McIlroy has done this type of thing before. In 2011, while he was just a pup of 21, McIlroy seemingly had the Masters title in his grasp. He started the final round with a four-stroke lead and, incredibly, finished 10 strokes behind. His downfall was on the back nine, where he triple-bogeyed No. 10, bogied 11 and doubled-bogied 12 en route to an 80.
Now that he’s 35, the ghosts of Choke City are evidently still in his head. He's gone 10 years without winning a major and it’s not an overstatement to say he was the dominant player of his era. Winning zero majors over a 40-tournament span is hard to believe, especially when the likes of Brian Harman, Wyndham Clark, Gary Woodland, Patrick Reed, Danny Willet, Zach Johnson, Shane Lowry, Jimmy Walker and Jason Dufner — journeyman players mostly — all won a major during McIlroy’s dry period.

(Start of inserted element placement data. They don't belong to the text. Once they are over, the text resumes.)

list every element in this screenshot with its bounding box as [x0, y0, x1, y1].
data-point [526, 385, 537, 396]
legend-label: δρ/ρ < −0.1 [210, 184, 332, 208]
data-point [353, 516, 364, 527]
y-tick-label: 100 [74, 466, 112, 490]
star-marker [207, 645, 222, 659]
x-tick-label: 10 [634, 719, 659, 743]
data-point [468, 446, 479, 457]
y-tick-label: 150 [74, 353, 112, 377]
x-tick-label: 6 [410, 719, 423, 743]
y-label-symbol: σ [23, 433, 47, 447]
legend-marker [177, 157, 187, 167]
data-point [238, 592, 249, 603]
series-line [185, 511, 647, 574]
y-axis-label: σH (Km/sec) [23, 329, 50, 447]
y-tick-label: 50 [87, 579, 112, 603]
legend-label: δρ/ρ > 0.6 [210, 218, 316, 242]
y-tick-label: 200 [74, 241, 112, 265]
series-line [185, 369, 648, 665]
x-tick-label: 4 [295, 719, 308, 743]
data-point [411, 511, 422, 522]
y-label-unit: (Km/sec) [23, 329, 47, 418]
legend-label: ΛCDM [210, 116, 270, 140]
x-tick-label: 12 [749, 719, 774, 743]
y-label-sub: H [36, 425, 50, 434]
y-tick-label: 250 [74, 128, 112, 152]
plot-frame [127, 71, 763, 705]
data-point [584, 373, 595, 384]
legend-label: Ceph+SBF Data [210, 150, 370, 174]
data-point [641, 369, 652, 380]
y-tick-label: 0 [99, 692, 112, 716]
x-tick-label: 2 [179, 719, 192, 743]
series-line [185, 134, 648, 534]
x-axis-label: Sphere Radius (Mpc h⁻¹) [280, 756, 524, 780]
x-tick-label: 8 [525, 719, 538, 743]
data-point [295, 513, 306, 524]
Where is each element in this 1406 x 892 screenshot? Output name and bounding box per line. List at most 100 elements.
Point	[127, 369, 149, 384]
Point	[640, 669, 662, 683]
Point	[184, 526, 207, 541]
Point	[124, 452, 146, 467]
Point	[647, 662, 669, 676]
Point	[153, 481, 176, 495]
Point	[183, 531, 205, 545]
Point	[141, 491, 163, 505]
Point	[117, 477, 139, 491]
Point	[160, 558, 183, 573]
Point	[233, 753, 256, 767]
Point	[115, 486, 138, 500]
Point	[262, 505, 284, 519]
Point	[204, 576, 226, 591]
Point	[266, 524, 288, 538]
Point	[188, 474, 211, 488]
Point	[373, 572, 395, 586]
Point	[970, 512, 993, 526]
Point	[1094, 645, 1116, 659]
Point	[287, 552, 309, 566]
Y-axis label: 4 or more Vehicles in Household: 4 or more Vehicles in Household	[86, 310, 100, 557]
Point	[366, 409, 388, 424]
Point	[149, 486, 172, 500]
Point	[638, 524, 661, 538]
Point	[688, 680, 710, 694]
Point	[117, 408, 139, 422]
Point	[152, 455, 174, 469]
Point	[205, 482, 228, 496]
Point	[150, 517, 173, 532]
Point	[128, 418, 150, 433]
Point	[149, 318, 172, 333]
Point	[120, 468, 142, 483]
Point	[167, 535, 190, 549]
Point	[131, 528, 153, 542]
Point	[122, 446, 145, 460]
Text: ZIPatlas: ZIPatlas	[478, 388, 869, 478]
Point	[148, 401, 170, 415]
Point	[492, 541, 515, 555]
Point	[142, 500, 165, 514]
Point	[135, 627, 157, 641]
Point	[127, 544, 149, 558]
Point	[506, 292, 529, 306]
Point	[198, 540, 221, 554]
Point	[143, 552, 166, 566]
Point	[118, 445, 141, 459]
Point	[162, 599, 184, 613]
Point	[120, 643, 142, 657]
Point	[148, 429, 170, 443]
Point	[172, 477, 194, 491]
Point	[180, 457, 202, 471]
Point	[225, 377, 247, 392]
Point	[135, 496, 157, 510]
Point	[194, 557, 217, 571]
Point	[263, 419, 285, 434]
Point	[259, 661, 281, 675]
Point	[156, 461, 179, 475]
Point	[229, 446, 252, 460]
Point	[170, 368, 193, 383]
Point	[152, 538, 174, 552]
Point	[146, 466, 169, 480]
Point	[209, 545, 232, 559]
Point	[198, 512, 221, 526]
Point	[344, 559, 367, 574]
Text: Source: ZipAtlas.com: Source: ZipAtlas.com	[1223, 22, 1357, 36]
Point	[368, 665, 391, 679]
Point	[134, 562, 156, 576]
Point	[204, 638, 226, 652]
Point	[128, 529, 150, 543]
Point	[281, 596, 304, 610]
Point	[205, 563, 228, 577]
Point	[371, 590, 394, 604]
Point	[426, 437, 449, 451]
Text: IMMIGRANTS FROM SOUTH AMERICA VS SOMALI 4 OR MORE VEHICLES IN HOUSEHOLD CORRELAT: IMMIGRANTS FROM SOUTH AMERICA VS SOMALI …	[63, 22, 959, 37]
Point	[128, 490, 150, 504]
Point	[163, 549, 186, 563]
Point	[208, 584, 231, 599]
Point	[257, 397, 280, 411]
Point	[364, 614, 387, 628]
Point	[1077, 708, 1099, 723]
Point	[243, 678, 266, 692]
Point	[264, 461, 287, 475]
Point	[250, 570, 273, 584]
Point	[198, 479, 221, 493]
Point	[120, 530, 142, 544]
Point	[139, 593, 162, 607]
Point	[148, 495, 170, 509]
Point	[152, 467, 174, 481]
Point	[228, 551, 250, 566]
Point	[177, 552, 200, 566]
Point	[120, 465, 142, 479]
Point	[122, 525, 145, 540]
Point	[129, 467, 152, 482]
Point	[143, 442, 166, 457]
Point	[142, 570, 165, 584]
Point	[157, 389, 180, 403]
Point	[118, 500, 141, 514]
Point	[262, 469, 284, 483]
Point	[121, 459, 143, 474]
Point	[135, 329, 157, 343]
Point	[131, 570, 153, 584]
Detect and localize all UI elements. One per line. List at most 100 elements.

McIlroy isn’t the first professional golfer to mess up when the pressure rose. The most famous choke job was that of Jean van de Velde of France, a virtual no-name who somehow stood on the 18th tee of the final round of the Open Championship in 1999 at Carnoustie with a three-shot lead and proceeded to make a triple-bogey seven to fall into a three-way playoff, which was won by Scotland’s Paul Lawrie.

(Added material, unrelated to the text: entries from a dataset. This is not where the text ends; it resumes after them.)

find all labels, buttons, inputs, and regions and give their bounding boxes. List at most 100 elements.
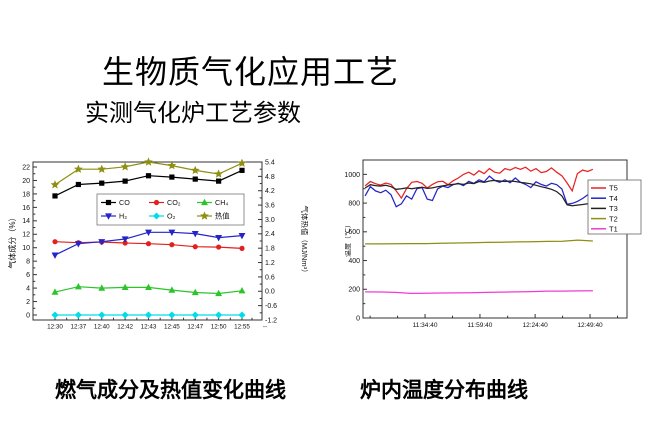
tick-label: 12:55 xyxy=(234,324,250,331)
marker-star xyxy=(74,164,83,173)
marker-diamond xyxy=(152,212,161,220)
tick-label: 6 xyxy=(26,272,30,279)
marker-diamond xyxy=(98,311,106,319)
tick-label: 200 xyxy=(348,287,360,294)
tick-label: 3.6 xyxy=(265,202,275,209)
tick-label: 1000 xyxy=(345,172,360,179)
marker-triangle-up xyxy=(215,289,223,297)
marker-circle xyxy=(169,242,175,248)
marker-triangle-up xyxy=(51,288,59,295)
tick-label: 0.0 xyxy=(265,289,275,296)
marker-square xyxy=(216,178,222,184)
marker-star xyxy=(144,157,153,166)
y-axis-right-label: 气体热值（MJ/Nm³） xyxy=(300,205,308,276)
marker-square xyxy=(122,178,128,184)
tick-label: 12:40 xyxy=(94,324,110,331)
gas-chart-caption: 燃气成分及热值变化曲线 xyxy=(55,379,286,402)
marker-triangle-down xyxy=(98,239,106,246)
marker-diamond xyxy=(121,311,129,319)
marker-triangle-down xyxy=(238,233,246,240)
legend-label-T5: T5 xyxy=(609,184,618,193)
tick-label: 12:30 xyxy=(47,324,63,331)
slide-subtitle: 实测气化炉工艺参数 xyxy=(85,100,301,127)
marker-triangle-up xyxy=(74,282,82,290)
marker-triangle-up xyxy=(168,286,176,293)
tick-label: 12:43 xyxy=(141,324,157,331)
tick-label: 14 xyxy=(22,218,30,225)
temperature-chart-caption: 炉内温度分布曲线 xyxy=(360,379,528,402)
gas-composition-chart-svg: 0 2 4 6 8 10 12 14 16 18 20 22 -1.2 -0.6 0.0 0.6 1.2 1.8 2… xyxy=(8,157,308,331)
series-T1 xyxy=(365,290,593,295)
furnace-temperature-chart: 0 200 400 600 800 1000 11:34:40 11:59:40 12:24:4… xyxy=(345,152,645,335)
legend-label-T2: T2 xyxy=(609,214,618,223)
marker-triangle-up xyxy=(145,283,152,291)
marker-diamond xyxy=(51,311,59,319)
marker-triangle-down xyxy=(51,252,59,259)
legend-label-热值: 热值 xyxy=(215,212,229,221)
marker-star xyxy=(97,164,107,173)
marker-triangle-down xyxy=(215,235,223,242)
series-T4 xyxy=(364,175,594,208)
tick-label: 8 xyxy=(26,259,30,266)
marker-circle xyxy=(216,244,222,250)
marker-square xyxy=(145,173,152,179)
tick-label: 12:47 xyxy=(187,324,203,331)
marker-star xyxy=(120,162,130,171)
plot-frame xyxy=(362,159,628,319)
tick-label: -- xyxy=(263,324,267,331)
marker-circle xyxy=(52,239,58,245)
tick-label: 12 xyxy=(22,232,30,239)
marker-diamond xyxy=(74,311,82,319)
legend-label-T4: T4 xyxy=(609,194,618,203)
tick-label: 2 xyxy=(26,299,30,306)
marker-diamond xyxy=(215,311,223,319)
tick-label: 3.0 xyxy=(265,217,275,224)
marker-star xyxy=(214,169,223,178)
tick-label: 18 xyxy=(22,191,30,198)
tick-label: 12:42 xyxy=(117,324,133,331)
marker-triangle-down xyxy=(105,213,112,220)
marker-circle xyxy=(153,199,160,206)
legend-label-H₂: H₂ xyxy=(119,212,127,221)
tick-label: 12:37 xyxy=(70,324,86,331)
tick-label: 12:24:40 xyxy=(522,322,548,329)
series-T5 xyxy=(364,166,594,200)
legend-label-T1: T1 xyxy=(609,225,618,234)
marker-triangle-down xyxy=(121,236,129,243)
tick-label: 22 xyxy=(22,164,30,171)
marker-square xyxy=(52,193,58,199)
marker-star xyxy=(50,180,60,189)
marker-circle xyxy=(145,241,152,247)
tick-label: 11:34:40 xyxy=(413,322,438,329)
marker-triangle-up xyxy=(238,287,246,294)
tick-label: 12:50 xyxy=(211,324,227,331)
marker-square xyxy=(169,174,175,180)
marker-triangle-up xyxy=(191,288,199,296)
marker-diamond xyxy=(191,311,199,319)
marker-square xyxy=(99,180,105,186)
marker-triangle-down xyxy=(168,229,176,237)
tick-label: 0.6 xyxy=(265,274,275,281)
marker-circle xyxy=(192,244,198,250)
marker-diamond xyxy=(144,311,153,319)
tick-label: 20 xyxy=(22,178,30,185)
marker-star xyxy=(167,161,177,170)
marker-triangle-down xyxy=(74,241,82,248)
furnace-temperature-chart-svg: 0 200 400 600 800 1000 11:34:40 11:59:40 12:24:4… xyxy=(345,159,642,329)
marker-square xyxy=(105,199,112,206)
tick-label: 600 xyxy=(348,229,360,236)
tick-label: 400 xyxy=(348,258,360,265)
marker-star xyxy=(190,165,200,175)
legend-label-CO: CO xyxy=(119,198,130,207)
marker-square xyxy=(192,176,198,182)
tick-label: 4.2 xyxy=(265,188,275,195)
tick-label: 11:59:40 xyxy=(468,322,493,329)
y-axis-label: 温度（℃） xyxy=(345,221,352,257)
page-title: 生物质气化应用工艺 xyxy=(102,54,400,91)
legend-label-T3: T3 xyxy=(609,204,618,213)
legend-label-CH₄: CH₄ xyxy=(215,198,228,207)
legend-box xyxy=(96,193,245,226)
axes xyxy=(32,161,263,321)
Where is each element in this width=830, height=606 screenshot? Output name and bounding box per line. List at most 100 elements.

Hall of Famer Sam Snead had a glorious career, but never won a U.S. Open. In 1937, he led the Open with one hole to go, but carded a triple-bogey on the last hole to lose. Doug Sanders at the 1970 Open Championship, Scott Hoch at the 1989 Masters and Bernhard Langer at the 1991 Ryder Cup all embarrassingly missed short, vital putts.
It’s hard to know whether McIlroy will ever be able to shed the scar tissue that has built up between his ears, and whether he’ll ever be able to sink a relatively easy putt to win a major. But it seems the more he misses those significant putts, the less chance there is for him to generate the mental toughness needed to finally succeed.

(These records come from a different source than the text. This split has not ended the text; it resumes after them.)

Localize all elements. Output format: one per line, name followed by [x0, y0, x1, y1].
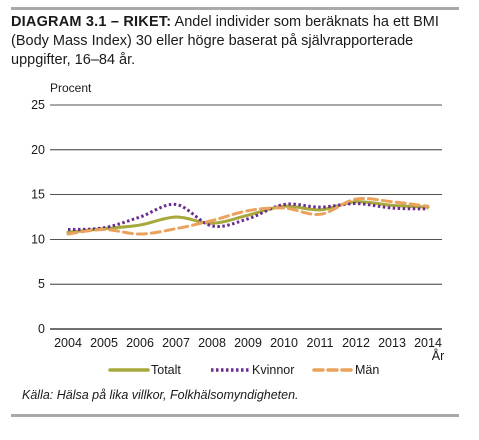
x-tick-label: 2012: [342, 336, 370, 350]
x-tick-label: 2010: [270, 336, 298, 350]
x-tick-label: 2014: [414, 336, 442, 350]
x-tick-label: 2008: [198, 336, 226, 350]
y-tick-label: 15: [31, 188, 45, 202]
y-tick-label: 10: [31, 232, 45, 246]
y-tick-label: 0: [38, 322, 45, 336]
y-tick-label: 5: [38, 277, 45, 291]
legend-label-totalt: Totalt: [151, 363, 181, 377]
chart-title-head: DIAGRAM 3.1 – RIKET:: [11, 14, 172, 30]
chart-title-text: Andel individer som beräknats ha ett BMI…: [11, 14, 439, 68]
x-axis-label: År: [432, 348, 445, 363]
series-line-man: [66, 196, 430, 236]
x-tick-label: 2007: [162, 336, 190, 350]
x-tick-label: 2004: [54, 336, 82, 350]
x-tick-label: 2009: [234, 336, 262, 350]
y-tick-label: 20: [31, 143, 45, 157]
y-tick-label: 25: [31, 98, 45, 112]
y-axis-label: Procent: [50, 81, 92, 95]
chart-title: DIAGRAM 3.1 – RIKET: Andel individer som…: [11, 13, 451, 70]
figure-frame: [11, 7, 459, 417]
x-tick-label: 2005: [90, 336, 118, 350]
series-line-totalt: [66, 200, 430, 234]
x-tick-label: 2013: [378, 336, 406, 350]
x-tick-label: 2011: [307, 336, 334, 350]
legend-label-man: Män: [355, 363, 379, 377]
series-line-kvinnor: [67, 202, 429, 232]
legend-label-kvinnor: Kvinnor: [252, 363, 294, 377]
chart-source: Källa: Hälsa på lika villkor, Folkhälsom…: [22, 388, 299, 402]
x-tick-label: 2006: [126, 336, 154, 350]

Super 70s Sports: “In 1971, Juan Marichal tossed his 50th career shutout. Fifty years later, scientists are baffled when they discover that if you throw even one complete game your entire arm will blow up.”
RJ Currie of sportsdeke.com: “In early November, 1963, Ronald Howes marketed the first Easy-Bake Oven — three years before the start of the Maple Leafs last Stanley Cup-winning season. Since then both have run on the same principle: just replace one dim bulb with another hoping the final product won’t be half-baked.”
Toronto Globe and Mail columnist Cathal Kelly, on hockey: “Other sports claim to be vicious. Hockey was the only one in which participants routinely lost half their teeth.”
Headline in the New York Post: “Tall order: 7-foot-9 Florida recruit is about to make college basketball history. Oliver Rioux makes Zach Edey look like Muggsy Bogues.”
Canadian parody website The Beaverton: “The Chicago Blackhawks set an NHL record in 1968 when their entire roster looked like dads who expected their daughters to be home by 9 pm and you didn’t want to find out what was gonna happen at 9:02.”
Janice Hough of leftcoastsportsbabe.com: “And if anyone who even casually followed the NHL and the Stanley Cup playoffs says they expected (a Game 7) after the Florida Panthers went up 3-0 on the Edmonton Oilers…. well, drug test them or give them a lie detector test.”
Bob Molinaro of pilotonline.com (Hampton, Va.): “Next week marks the 40th anniversary of the NBA draft, in which the Rockets selected Hakeem Olajuwon No. 1, the Portland Trail Blazers took Sam Bowie second and the Bulls reluctantly chose Michael Jordan third.”
RJ Currie of sportsdeke.com, giving the No. 1 reason why more than 50 teams competed in England’s 12-hour, overnight lawn tractor race: “The mow, the merrier.”
Another one from Currie: “American Andy Roddick went into the tennis Hall of Fame despite being a winner in only one major event. Two, if you include marriage to SI cover girl Brooklyn Decker.”